Acórdão de 2º Grau

Tarifas 0832781-66.2022.8.18.0140


Ementa

EMENTA APELAÇÃO CÍVEL. AÇÃO DECLARATÓRIA DE INEXISTÊNCIA CONTRATUAL C/C REPETIÇÃO DE INDÉBITO C/C DANOS MORAIS. CONTRATO NÃO APRESENTADO. TRANSFERÊNCIA DO VALOR SUPOSTAMENTE CONTRATADO NÃO COMPROVADA. DANO MORAL CONFIGURADO. DEVOLUÇÃO EM DOBRO. RECURSO CONHECIDO E PARCIALMENTE PROVIDO. 1. É notória a má-fé da instituição financeira, diante da ausência de comprovação da transferência dos valores à conta de titularidade da parte autora, estando patente a ilegalidade e arbitrariedade dos descontos no benefício previdenciário da referida. 2. Em relação aos danos morais entendo que o referido pleito merece prosperar.
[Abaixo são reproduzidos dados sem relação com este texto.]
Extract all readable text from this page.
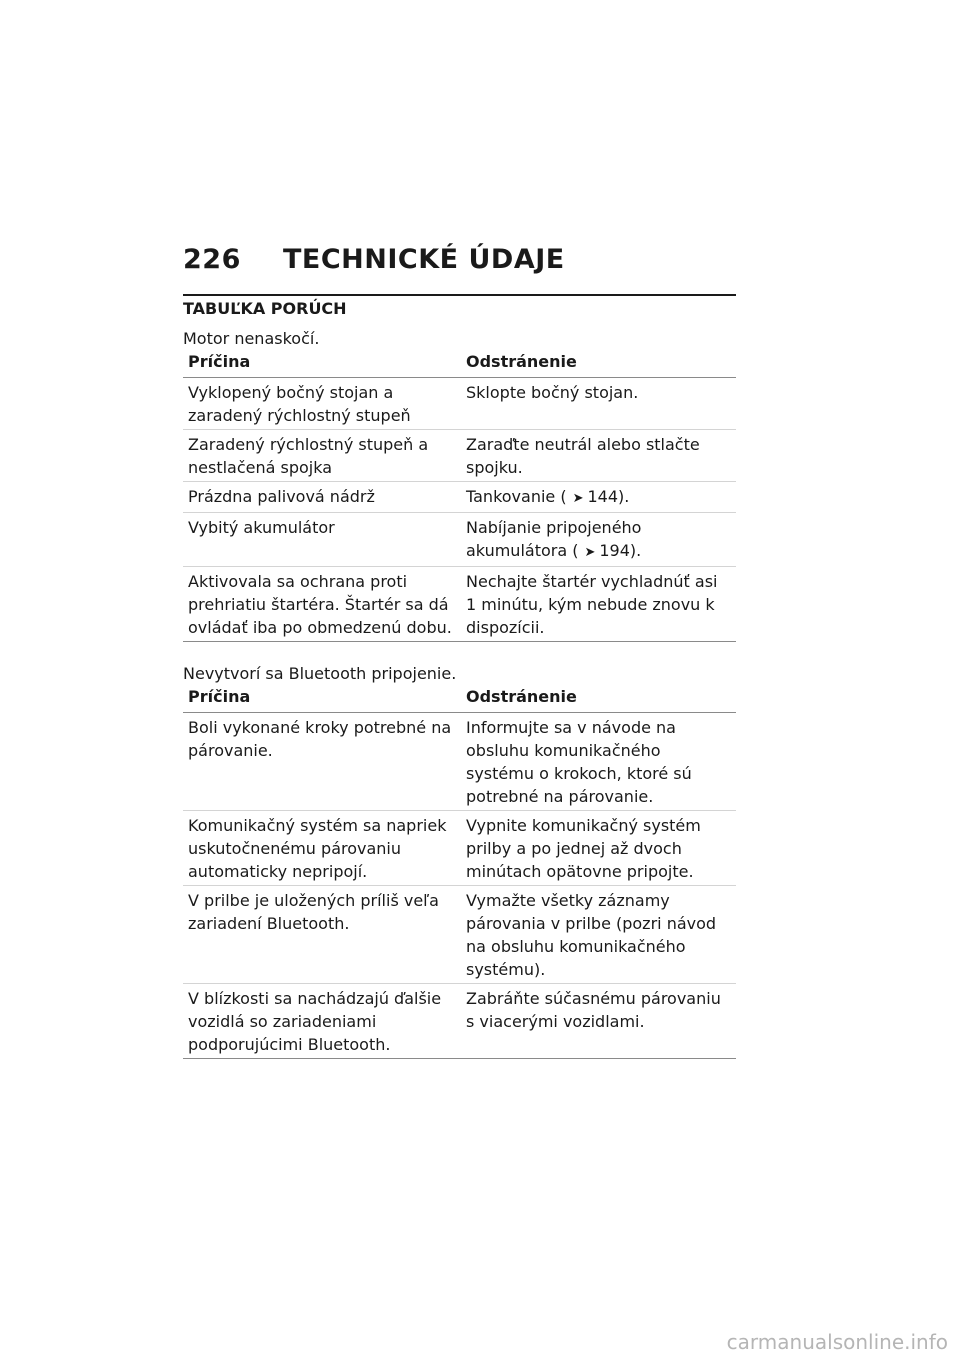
226	TECHNICKÉ ÚDAJE
TABUĽKA PORÚCH
Motor nenaskočí.
Príčina	Odstránenie
Vyklopený bočný stojan a zaradený rýchlostný stupeň	Sklopte bočný stojan.
Zaradený rýchlostný stupeň a nestlačená spojka	Zaraďte neutrál alebo stlačte spojku.
Prázdna palivová nádrž	Tankovanie ( ➤ 144).
Vybitý akumulátor	Nabíjanie pripojeného akumulátora ( ➤ 194).
Aktivovala sa ochrana proti prehriatiu štartéra. Štartér sa dá ovládať iba po obmedzenú dobu.	Nechajte štartér vychladnúť asi 1 minútu, kým nebude znovu k dispozícii.
Nevytvorí sa Bluetooth pripojenie.
Príčina	Odstránenie
Boli vykonané kroky potrebné na párovanie.	Informujte sa v návode na obsluhu komunikačného systému o krokoch, ktoré sú potrebné na párovanie.
Komunikačný systém sa napriek uskutočnenému párovaniu automaticky nepripojí.	Vypnite komunikačný systém prilby a po jednej až dvoch minútach opätovne pripojte.
V prilbe je uložených príliš veľa zariadení Bluetooth.	Vymažte všetky záznamy párovania v prilbe (pozri návod na obsluhu komunikačného systému).
V blízkosti sa nachádzajú ďalšie vozidlá so zariadeniami podporujúcimi Bluetooth.	Zabráňte súčasnému párovaniu s viacerými vozidlami.
carmanualsonline.info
Mais do que um mero aborrecimento patente o constrangimento e angústia, pois a parte autora teve seus parcos proventos reduzidos, sem que a instituição financeira requerida/apelada cumprisse com os requisitos mínimos de contratação, que apesar de oportunizado não apresentou contrato firmado com o autor. 3. No que tange ao quantum a ser arbitrado a título de ressarcimento por danos morias tenho que, ressalvada a notória dificuldade da fixação de valores a serem pagos a título de indenização por danos morais, tendo em vista a inexistência legal de critérios objetivos para seu arbitramento, o julgador deve observar os princípios da proporcionalidade e razoabilidade. 4. Dessa forma, levando em consideração o potencial econômico do Apelado, as circunstâncias e a extensão do evento danoso, assim como os inúmeros precedentes desta 1a Câmara Especializada Cível, entendo ser justo e razoável fixar danos morais no valor de R$ 5.000,00 (cinco mil reais). 5. Apelação conhecida e provida em parte. (TJPI - APELAÇÃO CÍVEL 0832781-66.2022.8.18.0140 - Relator: ADERSON ANTONIO BRITO NOGUEIRA - 1ª Câmara Especializada Cível - Data 22/04/2024 )

Acórdão


ÓRGÃO JULGADOR : 1ª Câmara Especializada Cível

APELAÇÃO CÍVEL (198) No 0832781-66.2022.8.18.0140

APELANTE: FRANCISCO BEZERRA DE SOUSA

Advogado(s) do reclamante: CARLA THALYA MARQUES REIS REGISTRADO(A) CIVILMENTE COMO CARLA THALYA MARQUES REIS, LINDEMBERG FERREIRA SOARES CHAVES

APELADO: BANCO BRADESCO SA, BANCO BRADESCO S.A.
REPRESENTANTE: BANCO BRADESCO FINANCIAMENTOS S.A

Advogado(s) do reclamado: JOSE ALMIR DA ROCHA MENDES JUNIOR REGISTRADO(A) CIVILMENTE COMO JOSE ALMIR DA ROCHA MENDES JUNIOR

RELATOR(A): Desembargador ADERSON ANTONIO BRITO NOGUEIRA

 


EMENTA


 

 

EMENTA

 

APELAÇÃO CÍVEL. AÇÃO DECLARATÓRIA DE INEXISTÊNCIA CONTRATUAL C/C REPETIÇÃO DE INDÉBITO C/C DANOS MORAIS. CONTRATO NÃO APRESENTADO. TRANSFERÊNCIA DO VALOR SUPOSTAMENTE CONTRATADO NÃO COMPROVADA. DANO MORAL CONFIGURADO. DEVOLUÇÃO EM DOBRO. RECURSO CONHECIDO E PARCIALMENTE PROVIDO.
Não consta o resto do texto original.